Reputation: 11198
I am trying to train a text to speech model in TensorFlow. To generate batches, I'm using bucket_by_sequence_length function.
But, after I get each batch, I need to know the shape of each tensor. The problem is that the tensors come from different sized arrays.
I have tried get_shape().as_list()
and 'tf.shape' but I don't get the shape in runtime. For the temporal dimension, I always get None. But, as I am planning to add a custom layer which needs to know the temporal dimension too, I am getting errors for dimension mismatch.
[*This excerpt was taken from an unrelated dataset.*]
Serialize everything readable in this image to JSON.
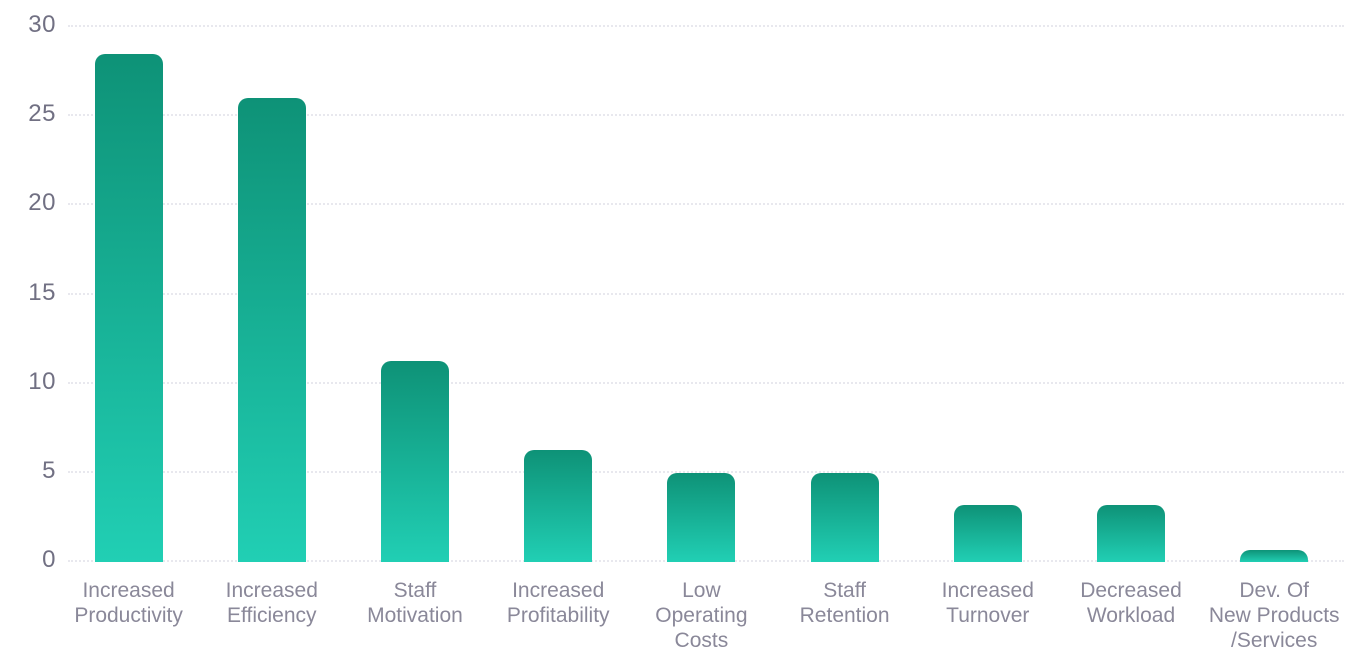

_, (texts, mels, mags, fnames) = tf.contrib.training.bucket_by_sequence_length(
input_length=text_length,
tensors=[text, mel, mag, fname],
batch_size=hp.B,
bucket_boundaries=[i for i in range(minlen + 1, maxlen - 1, 20)],
num_threads=1,
capacity=hp.B,
dynamic_pad=True)
Each time I get batch size, for the tensors I get the following shape with get_shape().as_list()
(10, None, 156) Here, mel, mag are two tensors with unknown temporal dimension (depends on the audio file length).
Here, 10 is the batch size, and 156 is the feature size. I also need the exact temporal dimension where I get None
.
tf.shape
returns Tensor("Text2Mel/AudioEnc/strided_slice:0", shape=(), dtype=int32) I don't get anything useful from this too.
How can I infer the exact shape at runtime?
Actual Source which I have modified: https://github.com/Kyubyong/dc_tts/blob/master/data_load.py
Upvotes: 0
Views: 399
Reputation: 1538
I can see that you are using an older version of TensorFlow. The API has since moved to tf.data.experimental
. If you use the tf.data.Dataset
API then you can use the following code to get the size of the tensor.
def _element_length_fn(x, y=None):
return array_ops.shape(x)[0]
Upvotes: 1